Citra negatif itu juga dipertontonkan oleh ketua DPR sendiri, yang tidak prosfesional dan berjiwa besar terhadap kritikan rakyat tentang rencana pembangunan gedung DPR yang baru. Marzuki Ali malah memberikan statement yang menyakiti “sanubari” rakyat. Toh ini semakin memperjelas pantas atau tidaknya mereka sebagai wakil rakyat.
Kelakuan salah satu anggota dewan yang menonton video porno ketika rapat menyadarkan kita tentang “keseriusan” mereka dalam menyuarakan aspirasi rakyat. Jangankan untuk mendengarkan atau memikirkan masalah rakyat, mereka malah sibuk untuk memperturutkan hawa nafsunya sendiri.
Kedudukan mereka sebagai anggota dewan sudah semestinya memberikan contoh, tauladan yang baik sebagai wakil rakyat. Bahkan pernah penulis mendengarkan sebuah pernyataan yang dilontarkan oleh salah satu anggota dewan”masyarakat itu jauh lebih oportunis dari pada anggota dewan, kegiatan apapun mereka minta uang”. Ini menunjukkan persepsi anggota dewan sendiri terhadap masyarakat sudah eror.

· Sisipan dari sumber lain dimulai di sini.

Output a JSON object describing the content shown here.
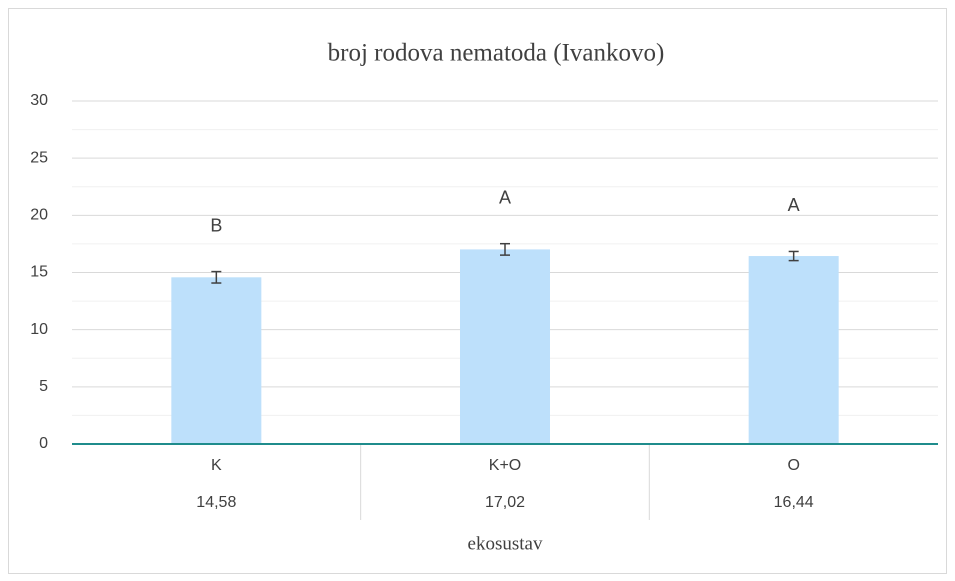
{
  "chart_data": {
    "type": "bar",
    "title": "broj rodova nematoda (Ivankovo)",
    "x_label": "ekosustav",
    "categories": [
      "K",
      "K+O",
      "O"
    ],
    "values": [
      14.58,
      17.02,
      16.44
    ],
    "value_labels": [
      "14,58",
      "17,02",
      "16,44"
    ],
    "errors": [
      0.5,
      0.5,
      0.4
    ],
    "annotations": [
      "B",
      "A",
      "A"
    ],
    "color": "#bde0fb",
    "ylim": [
      0,
      30
    ],
    "yticks": [
      0,
      5,
      10,
      15,
      20,
      25,
      30
    ],
    "yminorticks": [
      2.5,
      7.5,
      12.5,
      17.5,
      22.5,
      27.5
    ],
    "grid": true
  }
}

Fasilitas yang super wah, tunjungan yang berlimpah, dan gaji yang berlipat tidak sepadan dengan kinerja yang dilakukan. Jika kita kalkulasikan maka setiap langkah dan gerak anggota dewan bernilai uang, menelopon siapapun diberikan uang komunikasi, berjalan sedikit diberikan uang transportasi, melakukan investigasi diberikan uang lembur, sampai tunjagan rumah juga diberikan. Belum sampai disitu, mau berkunjung ke konstituen juga diberikan uang, jalan-jalan keluar negeri diberikan uang, uang dan uang itulah modal utama anggota dewan. Predikat sebagai salah satu aparatur yang mendapatkan “kelebihan” didapatkan oleh para anggota dewan.

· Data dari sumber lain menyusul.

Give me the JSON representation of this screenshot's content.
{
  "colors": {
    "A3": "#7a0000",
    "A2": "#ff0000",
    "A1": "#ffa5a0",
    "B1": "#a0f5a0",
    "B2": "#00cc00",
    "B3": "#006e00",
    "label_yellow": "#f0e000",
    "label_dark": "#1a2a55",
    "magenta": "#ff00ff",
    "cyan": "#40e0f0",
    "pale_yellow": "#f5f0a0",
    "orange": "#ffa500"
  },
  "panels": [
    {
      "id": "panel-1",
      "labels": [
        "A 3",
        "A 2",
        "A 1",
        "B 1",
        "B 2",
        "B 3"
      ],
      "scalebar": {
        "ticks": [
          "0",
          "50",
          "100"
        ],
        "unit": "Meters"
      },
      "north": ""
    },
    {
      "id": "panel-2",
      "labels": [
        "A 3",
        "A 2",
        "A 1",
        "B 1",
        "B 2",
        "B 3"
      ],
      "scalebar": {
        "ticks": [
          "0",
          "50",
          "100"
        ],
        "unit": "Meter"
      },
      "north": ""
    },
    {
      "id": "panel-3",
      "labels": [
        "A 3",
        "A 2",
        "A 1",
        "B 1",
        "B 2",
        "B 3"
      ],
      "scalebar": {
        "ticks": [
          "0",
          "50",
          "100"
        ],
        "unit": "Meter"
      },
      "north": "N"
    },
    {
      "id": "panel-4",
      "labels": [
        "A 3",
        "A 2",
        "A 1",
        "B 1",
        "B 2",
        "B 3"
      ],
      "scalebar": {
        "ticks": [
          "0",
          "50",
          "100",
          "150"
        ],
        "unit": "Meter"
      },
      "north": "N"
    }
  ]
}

Jika kita runtut semenjak terlaksananya sistem demokrasi di Indonesia kinerja anggota dewan stagnan pada masalah image. Mereka selalu mendapat sorotan tajam karena tugas yang tak pernah dilaksankan. Permasalahan ini pula yang mendera anggota dewan saat ini. Walau demikian ada anggapan bahwa ini hanya setting media yang ingin mendiskreditkan citra anggota dewan, sehingga hal sepele yang tidak patut untuk dipublikasikan malah dieskpos secara berlebihan. Akan tetapi pada kenyataannya penulis menilai bahwa memang orang-orang yang duduk senayan adalah orang yang tidak mempunyai kapasitas dan kapabilitas yang mumpuni, kalaupun ada hanya sebagian kecil.
Melihat fenomena dan tingkah laku anggota dewan saat ini, maka tentu kita akan berpikir jauh ke depanya. Para wakil rakyat sudah menjalankan tugasnya lebih dari satu tahun, akan tetapi masalah sosial-kultural dalam masayarakat tak kunjung memperlihatkan perbaikan, yang ada malah degradasi.
Masa jabatan anggota dewan kurang dari empat tahun lagi. Melihat gerak geriknya selama ini maka yang ada hanya jalan buntu untuk menuju sebuah tatanan pemerintahan yang berpihak pada rakyat. Masa jabatan yang baru satu tahun lebih saja sudah memperlihatkan permasalahan internal anggota dewan sangat complicated, apalagi sampai empat tahun mendatang.
Sebenarnya jika anggota dewan memang bijak tentu ini menjadi refleksi bagi mereka. Perjalanan suram, dan mengecewakan masyarakat bisa dijadikan landasan untuk intropeksi institusi. Mereka tidak berkutat lagi pada permasalahan yang tidak subtansial, sebab masyarakat sudah menunggu lama aggota dewan untuk terjun ke bawah, mendengarkan dan menyampaikan keluh kesah yang mendera.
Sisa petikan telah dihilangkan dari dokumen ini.